Orfield Laboratories, Inc., of Minneapolis is a design and testing firm with a particular focus. It measures and evaluates the perceptions—the direct experience—of the people who use products and occupy buildings.
Founder and president Steven Orfield is not an engineer or an architect. At the University of Minnesota in the late 1960s he majored in modern philosophy. By education and by disposition, he believes that to arrive at a meaningful answer, we first must ask meaningful questions.
For instance, what is the point of creating an office building? Orfield’s answer is, “to give people a good place to work.” He says that a great deal of research, including his own, demonstrates that companies reap tangible benefits when employees are comfortable and happy with their working environment.
But, surprisingly the premise that buildings should be fundamentally about the people who work in them puts Orfield at odds with the sustainability movement and the Leadership in Energy and Environmental Design (LEED) Green Building Rating System, developed by the U.S. Green Building Council.
Why in the name of all that’s green would an architectural consultant object to LEED? TCB sent writer Jack Gordon to find out.
Twin Cities Business: Sustainability in general, and the LEED program in particular, tend to be viewed as self-evidently good. What’s your complaint with LEED?

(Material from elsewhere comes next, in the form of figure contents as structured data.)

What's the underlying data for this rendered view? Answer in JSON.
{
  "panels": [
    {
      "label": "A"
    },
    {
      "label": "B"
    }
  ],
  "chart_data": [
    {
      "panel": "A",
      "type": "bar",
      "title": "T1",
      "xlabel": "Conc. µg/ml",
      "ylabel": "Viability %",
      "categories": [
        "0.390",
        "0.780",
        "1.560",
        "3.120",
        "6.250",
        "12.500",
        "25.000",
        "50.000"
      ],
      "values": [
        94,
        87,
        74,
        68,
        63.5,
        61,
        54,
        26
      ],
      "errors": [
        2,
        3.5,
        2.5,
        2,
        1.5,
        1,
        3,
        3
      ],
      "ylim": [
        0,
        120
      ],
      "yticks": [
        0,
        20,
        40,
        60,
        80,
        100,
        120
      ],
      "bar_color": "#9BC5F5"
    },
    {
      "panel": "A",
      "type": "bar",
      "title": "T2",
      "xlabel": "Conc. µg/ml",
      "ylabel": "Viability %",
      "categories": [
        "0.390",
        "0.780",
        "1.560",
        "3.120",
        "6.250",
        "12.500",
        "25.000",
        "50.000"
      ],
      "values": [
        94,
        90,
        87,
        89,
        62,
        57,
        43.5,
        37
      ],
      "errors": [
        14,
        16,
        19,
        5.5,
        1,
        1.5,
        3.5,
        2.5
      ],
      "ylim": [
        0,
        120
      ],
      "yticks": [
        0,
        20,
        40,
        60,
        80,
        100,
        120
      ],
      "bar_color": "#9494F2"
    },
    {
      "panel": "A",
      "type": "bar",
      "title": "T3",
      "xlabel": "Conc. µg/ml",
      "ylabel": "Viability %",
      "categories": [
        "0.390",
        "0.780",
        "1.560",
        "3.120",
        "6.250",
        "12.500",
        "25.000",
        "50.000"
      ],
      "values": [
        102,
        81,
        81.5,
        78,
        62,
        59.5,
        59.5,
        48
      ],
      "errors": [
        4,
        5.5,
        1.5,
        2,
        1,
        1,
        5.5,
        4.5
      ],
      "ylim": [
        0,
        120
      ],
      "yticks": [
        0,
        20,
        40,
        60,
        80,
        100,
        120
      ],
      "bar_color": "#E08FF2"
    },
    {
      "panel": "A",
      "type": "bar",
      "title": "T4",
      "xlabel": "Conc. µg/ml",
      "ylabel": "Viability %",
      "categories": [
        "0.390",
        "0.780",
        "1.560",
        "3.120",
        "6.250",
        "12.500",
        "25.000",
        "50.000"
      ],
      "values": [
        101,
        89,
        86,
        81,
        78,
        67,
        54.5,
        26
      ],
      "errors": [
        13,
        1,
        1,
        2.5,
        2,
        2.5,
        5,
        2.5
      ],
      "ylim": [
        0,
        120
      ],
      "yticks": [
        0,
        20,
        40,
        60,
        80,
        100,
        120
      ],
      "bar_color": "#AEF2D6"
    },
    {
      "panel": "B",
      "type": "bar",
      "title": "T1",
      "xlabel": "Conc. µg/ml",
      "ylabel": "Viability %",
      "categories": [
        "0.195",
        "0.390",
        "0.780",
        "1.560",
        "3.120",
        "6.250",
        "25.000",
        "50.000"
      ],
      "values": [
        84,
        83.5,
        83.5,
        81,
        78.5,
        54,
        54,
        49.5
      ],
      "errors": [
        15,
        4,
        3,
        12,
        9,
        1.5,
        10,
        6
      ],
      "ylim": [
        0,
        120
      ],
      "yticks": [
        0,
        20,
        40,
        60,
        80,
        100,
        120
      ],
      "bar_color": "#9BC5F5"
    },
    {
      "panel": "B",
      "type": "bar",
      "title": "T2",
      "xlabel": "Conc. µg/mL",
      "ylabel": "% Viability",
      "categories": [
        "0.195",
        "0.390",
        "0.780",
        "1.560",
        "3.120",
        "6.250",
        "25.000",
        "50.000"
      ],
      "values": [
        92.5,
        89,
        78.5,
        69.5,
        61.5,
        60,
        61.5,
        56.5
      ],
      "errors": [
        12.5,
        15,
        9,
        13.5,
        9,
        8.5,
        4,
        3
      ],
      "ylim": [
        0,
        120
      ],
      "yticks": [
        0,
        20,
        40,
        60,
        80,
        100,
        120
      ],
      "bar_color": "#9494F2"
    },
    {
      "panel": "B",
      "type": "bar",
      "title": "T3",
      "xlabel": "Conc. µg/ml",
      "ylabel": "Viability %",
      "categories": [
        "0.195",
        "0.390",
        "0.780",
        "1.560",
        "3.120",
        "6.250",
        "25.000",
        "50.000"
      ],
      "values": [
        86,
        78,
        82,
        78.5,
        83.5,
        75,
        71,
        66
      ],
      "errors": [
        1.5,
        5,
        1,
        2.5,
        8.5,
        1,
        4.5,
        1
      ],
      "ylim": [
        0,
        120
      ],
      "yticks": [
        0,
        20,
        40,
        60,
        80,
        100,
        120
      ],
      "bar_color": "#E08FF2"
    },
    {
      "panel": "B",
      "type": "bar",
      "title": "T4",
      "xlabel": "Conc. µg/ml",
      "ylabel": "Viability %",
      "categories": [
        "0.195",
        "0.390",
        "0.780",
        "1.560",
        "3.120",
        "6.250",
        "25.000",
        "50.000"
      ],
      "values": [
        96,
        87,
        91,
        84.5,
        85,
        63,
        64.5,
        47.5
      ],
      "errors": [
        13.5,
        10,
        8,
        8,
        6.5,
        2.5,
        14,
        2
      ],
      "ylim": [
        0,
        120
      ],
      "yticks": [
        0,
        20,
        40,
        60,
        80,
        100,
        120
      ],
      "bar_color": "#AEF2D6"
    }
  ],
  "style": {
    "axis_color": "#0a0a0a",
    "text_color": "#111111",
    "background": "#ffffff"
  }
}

Steven Orfield: We think that LEED and other sustainability programs are a good start. They’re good for the environment. It’s good to think about saving energy. But they leave out the most important variable, which is, do you make people happy with buildings? That has nothing to do with LEED. What we’ve been doing for 37 years is trying to promote “occupancy quality,” which means spaces that people like and are comfortable with.
TCB: Do you see LEED as irrelevant to that goal? Or actually counterproductive to it?
Orfield: What fights against occupancy quality is the belief that LEED is about quality. If your company wants to do a LEED building, and you want to be sustainable and a good community citizen, and you want to save lots of energy, you just about inherently believe that a LEED-certified building will be much better for your people. That’s simply false.